Blind trust - “If it’s on a shop shelf, it must be safe”?
Or just good old-fashioned denial - “Don’t tell me, I don’t want to know”?
We need sunscreens that are safe for the reef and safe for the person applying them. Full stop.
Sunscreen Ingredients to Avoid in 2025
If you want to get ahead of possible formula changes, scan labels for:
Oxybenzone / Benzophenone-3
Homosalate
Octocrylene (can degrade into benzophenone)
In this transition phase be label smart - here is a list of popular Aussie SPF brands that historically have been known to use the ingredients being reviewed.
Banana Boat – Frequently includes homosalate, a chemical filter now under close watch by the TGA.
Nivea – Also known to feature homosalate in popular formulas.
Bondi Sands – Often uses homosalate in its beloved tanning & SPF blends.
Woolworths and Coles own-label sunscreens – These household giants regularly formulate with homosalate.

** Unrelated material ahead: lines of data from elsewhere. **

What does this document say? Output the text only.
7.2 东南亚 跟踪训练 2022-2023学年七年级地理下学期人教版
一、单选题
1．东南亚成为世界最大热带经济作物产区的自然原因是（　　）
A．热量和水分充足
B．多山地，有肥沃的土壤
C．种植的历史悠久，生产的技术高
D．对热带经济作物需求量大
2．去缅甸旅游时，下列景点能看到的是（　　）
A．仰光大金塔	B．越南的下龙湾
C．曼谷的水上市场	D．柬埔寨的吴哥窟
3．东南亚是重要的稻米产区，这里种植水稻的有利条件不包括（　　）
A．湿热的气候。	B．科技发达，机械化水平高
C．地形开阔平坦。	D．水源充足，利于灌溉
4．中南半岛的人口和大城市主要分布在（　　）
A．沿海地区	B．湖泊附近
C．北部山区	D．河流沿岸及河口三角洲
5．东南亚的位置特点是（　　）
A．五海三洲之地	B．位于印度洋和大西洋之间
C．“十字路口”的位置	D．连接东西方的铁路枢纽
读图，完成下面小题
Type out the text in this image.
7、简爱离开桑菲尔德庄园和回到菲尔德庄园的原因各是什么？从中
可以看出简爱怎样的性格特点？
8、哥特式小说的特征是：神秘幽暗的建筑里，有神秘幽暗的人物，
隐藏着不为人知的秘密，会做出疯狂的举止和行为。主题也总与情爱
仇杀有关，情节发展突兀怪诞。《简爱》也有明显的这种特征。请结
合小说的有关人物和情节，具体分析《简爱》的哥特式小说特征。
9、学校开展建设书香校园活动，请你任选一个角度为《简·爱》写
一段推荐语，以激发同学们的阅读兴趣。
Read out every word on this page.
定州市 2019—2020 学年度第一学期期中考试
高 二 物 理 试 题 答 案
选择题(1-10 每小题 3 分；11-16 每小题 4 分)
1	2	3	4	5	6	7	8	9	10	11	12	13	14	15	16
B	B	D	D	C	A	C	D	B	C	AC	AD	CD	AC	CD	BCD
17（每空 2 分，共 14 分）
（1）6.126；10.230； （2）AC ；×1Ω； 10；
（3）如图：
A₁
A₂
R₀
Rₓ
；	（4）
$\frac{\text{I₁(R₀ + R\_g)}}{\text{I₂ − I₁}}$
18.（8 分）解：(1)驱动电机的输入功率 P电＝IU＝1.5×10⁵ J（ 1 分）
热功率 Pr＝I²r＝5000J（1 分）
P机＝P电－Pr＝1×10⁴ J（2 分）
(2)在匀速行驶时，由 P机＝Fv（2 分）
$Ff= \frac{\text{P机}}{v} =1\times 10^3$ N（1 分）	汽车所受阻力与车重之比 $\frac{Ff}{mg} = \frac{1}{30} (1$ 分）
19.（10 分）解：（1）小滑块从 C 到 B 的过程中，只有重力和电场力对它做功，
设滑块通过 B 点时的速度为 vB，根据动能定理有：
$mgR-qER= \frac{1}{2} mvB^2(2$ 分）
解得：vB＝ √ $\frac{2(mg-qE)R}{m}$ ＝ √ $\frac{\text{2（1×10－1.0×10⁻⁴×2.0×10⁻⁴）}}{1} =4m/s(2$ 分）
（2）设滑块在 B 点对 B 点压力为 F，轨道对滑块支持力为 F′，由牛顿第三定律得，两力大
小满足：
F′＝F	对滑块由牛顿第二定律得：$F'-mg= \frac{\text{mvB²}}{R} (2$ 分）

Cancer Council sunscreens – Have products containing homosalate (even though the council reassures users of safety).
What This Means for You
These well-loved brands may need to reformulate or adjust concentrations once the TGA’s September 2025 decisions land.
If you’re label-savvy and want to avoid homosalate, oxybenzone and benzophenone, you’ll need to double-check ingredient lists on your SPF staples.
Glo Younger–Approved Low Tox Sunscreens
Skip the chemical guesswork and go for mineral sunscreens that use non-nano zinc oxide or titanium dioxide:
Ethical Zinc – 100% natural zinc oxide, great for sensitive skin.
Zinc Armour+ – High-performance mineral protection for active days.
These options tick all the boxes: low tox, reef safe and effective.
How to Stay Vigilant
Read every label - even on “natural” sunscreens.
Choose mineral over chemical - non-nano zinc oxide is the gold standard.
Store sunscreen properly - heat speeds up chemical breakdown.
Reapply often - even the best sunscreen is useless if you skimp on it.
The Bottom Line
The TGA sunscreen ingredient changes aren’t about fear… they’re about refining safety so our daily SPF habit works with our health, not against it.
Until the September 2025 decision, the smartest move is to switch to mineral, low tox SPF you can trust. That way, you protect your skin, your health and yes, the reef because ageing youthfully starts with the choices you make today.